Mr Clarke advises employers to consider their business strategy, the employee capabilities they need to execute the strategy, the organisational behaviours they need to encourage in the business to help support that execution and the most appropriate training route.
“The types of development I find have most bang for their buck are those which give people time to think about their own motivations for the job they do, time to think about their career and time to think about the job challenges they face,” he says. “Then they can make choices about how they want to tackle that.” Staff motivation, he adds, is also key to training programme success.
Employers still unconvinced about the need to invest in staff training and development, and its impact on employee engagement, should consider the workforce planning challenges that their organisation currently faces, not least those involved in managing an ageing workforce.
Employees can now work for longer following the removal of the default retirement age of 65 in 2011, but the changing nature of work, together with the fact that a large proportion of baby boomers did not attend university, means employers will need to address this skills gap at some point.
David Sinclair, assistant director, policy and communications, at the International Longevity Centre, says: “It’s really important employers have skills for the modern workplace, so it strikes me they will either have to create more jobs which people are able to do or re-skill staff accordingly.”
Dr Zofia Bajorek, a researcher at The Work Foundation agrees, adding: “Coming out of this recession, employers actually need three things of their employees – someone who’s skilled at their job, healthy and engaged. And if they have those three traits in their employee, they will see themselves able to develop more business productivity and opportunity.”
FINANCIAL ADVICE
LEARNING HOW TO MANAGE MONEY
The Financial Services and Markets Act 2000 prohibits unauthorised businesses and individuals from providing investment advice, but this should not deter employers from supporting employees to manage their finances.
Many employers have been introducing financial education programmes to their organisations as part of their pension auto-enrolment projects. Auto-enrolment, which was introduced in October 2012, is a new legal requirement requiring employers to automatically enrol eligible workers into their workplace pension scheme.
Financial education programmes, typically, explain how auto-enrolment works, what it means for employees and how their pension scheme contributions will be invested.
Some employers have extended their content to help employees plan for their retirement, as well as to explain the importance of an investment strategy review for staff who wish to work longer.

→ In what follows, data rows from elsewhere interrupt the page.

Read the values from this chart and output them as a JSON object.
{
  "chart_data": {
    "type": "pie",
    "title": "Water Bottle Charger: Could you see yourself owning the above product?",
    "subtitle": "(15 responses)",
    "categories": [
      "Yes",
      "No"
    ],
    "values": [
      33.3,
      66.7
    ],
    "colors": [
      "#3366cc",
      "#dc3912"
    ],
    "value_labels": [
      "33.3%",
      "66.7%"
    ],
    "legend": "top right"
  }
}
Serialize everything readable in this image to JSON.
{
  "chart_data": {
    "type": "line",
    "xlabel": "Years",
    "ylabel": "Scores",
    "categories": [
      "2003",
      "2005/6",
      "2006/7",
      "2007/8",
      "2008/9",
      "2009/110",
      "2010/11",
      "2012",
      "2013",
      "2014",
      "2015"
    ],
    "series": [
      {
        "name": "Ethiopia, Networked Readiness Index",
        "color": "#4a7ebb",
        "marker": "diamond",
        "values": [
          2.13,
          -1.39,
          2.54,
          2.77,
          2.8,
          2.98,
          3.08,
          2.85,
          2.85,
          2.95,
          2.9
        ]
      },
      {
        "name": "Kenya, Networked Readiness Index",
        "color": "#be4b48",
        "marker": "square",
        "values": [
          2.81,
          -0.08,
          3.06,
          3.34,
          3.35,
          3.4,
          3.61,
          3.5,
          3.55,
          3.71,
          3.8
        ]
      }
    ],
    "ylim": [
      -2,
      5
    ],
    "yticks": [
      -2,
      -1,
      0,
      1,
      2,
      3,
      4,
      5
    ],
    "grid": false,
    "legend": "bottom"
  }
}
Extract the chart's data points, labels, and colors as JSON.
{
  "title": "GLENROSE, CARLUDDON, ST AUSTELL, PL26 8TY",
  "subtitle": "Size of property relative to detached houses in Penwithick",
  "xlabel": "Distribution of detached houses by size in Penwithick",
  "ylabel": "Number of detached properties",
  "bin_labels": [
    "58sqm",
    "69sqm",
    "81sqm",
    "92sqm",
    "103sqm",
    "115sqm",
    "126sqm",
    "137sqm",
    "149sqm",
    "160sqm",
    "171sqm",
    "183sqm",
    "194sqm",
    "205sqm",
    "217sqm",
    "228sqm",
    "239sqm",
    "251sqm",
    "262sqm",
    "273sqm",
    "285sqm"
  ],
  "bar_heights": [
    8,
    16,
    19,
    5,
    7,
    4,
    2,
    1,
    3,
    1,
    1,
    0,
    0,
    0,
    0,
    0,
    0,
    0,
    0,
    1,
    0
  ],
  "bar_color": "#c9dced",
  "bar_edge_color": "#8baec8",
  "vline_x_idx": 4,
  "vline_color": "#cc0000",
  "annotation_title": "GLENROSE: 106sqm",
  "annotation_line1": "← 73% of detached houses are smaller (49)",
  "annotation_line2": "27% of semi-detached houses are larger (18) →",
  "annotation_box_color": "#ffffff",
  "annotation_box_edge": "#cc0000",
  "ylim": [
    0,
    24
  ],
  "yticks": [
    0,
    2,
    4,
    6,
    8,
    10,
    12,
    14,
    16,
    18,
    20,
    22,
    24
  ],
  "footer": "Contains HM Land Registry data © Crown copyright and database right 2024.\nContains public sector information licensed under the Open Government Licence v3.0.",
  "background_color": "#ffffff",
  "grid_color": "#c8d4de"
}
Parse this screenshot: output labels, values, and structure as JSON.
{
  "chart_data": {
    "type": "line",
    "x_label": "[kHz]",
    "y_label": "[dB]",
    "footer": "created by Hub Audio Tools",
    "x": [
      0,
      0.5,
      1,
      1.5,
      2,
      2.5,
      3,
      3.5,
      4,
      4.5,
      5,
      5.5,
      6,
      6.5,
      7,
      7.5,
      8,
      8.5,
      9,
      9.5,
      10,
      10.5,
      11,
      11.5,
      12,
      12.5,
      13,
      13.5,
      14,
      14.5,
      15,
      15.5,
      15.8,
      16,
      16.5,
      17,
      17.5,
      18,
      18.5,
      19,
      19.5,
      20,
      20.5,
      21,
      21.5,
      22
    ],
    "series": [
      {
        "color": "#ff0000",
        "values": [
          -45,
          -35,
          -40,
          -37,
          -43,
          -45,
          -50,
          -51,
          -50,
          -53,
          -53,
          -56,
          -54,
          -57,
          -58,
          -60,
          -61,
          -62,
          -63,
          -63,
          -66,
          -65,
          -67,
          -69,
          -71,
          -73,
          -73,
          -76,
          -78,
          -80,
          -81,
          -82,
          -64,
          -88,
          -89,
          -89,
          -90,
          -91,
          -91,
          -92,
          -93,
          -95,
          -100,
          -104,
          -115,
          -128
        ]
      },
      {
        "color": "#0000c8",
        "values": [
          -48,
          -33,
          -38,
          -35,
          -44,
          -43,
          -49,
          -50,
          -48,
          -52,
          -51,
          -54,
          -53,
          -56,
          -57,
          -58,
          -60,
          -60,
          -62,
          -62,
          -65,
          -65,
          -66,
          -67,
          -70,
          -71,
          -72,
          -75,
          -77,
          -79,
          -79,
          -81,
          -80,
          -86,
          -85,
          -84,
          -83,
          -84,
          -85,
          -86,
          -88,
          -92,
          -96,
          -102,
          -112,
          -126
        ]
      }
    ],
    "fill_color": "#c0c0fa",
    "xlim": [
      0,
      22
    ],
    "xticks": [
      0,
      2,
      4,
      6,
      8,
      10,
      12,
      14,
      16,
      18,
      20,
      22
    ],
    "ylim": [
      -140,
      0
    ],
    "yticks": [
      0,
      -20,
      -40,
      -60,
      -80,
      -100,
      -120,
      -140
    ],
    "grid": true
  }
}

But some organisations are instead focusing on more practical financial guidance, such as budgeting and debt management.
Jo Thresher, head of money at insurance and employee benefits consultancy Jelf Group, says: “Many people have had very little financial education from school or parents, and they face huge consumer and peer pressure all the time. Literally every second of the day someone’s trying to get them to buy something and they’re very confused.”
Ms Thresher is working with employees to help them understand the importance of budgeting and, where possible, saving. “If it’s more complicated than that and they really are struggling with day-to-day budgeting, which we are seeing, employees won’t engage,” she warns.
A good starting point for employers considering implementing a financial education programme is to identify employees’ financial worries and needs. “They need to ask HR what problems staff are experiencing before they go educating them on something they don’t need,” she says.
Programme funding can be shared between employers and employees or, as is often the case with independent financial adviser sessions, fully funded by staff through their employee benefits programmes.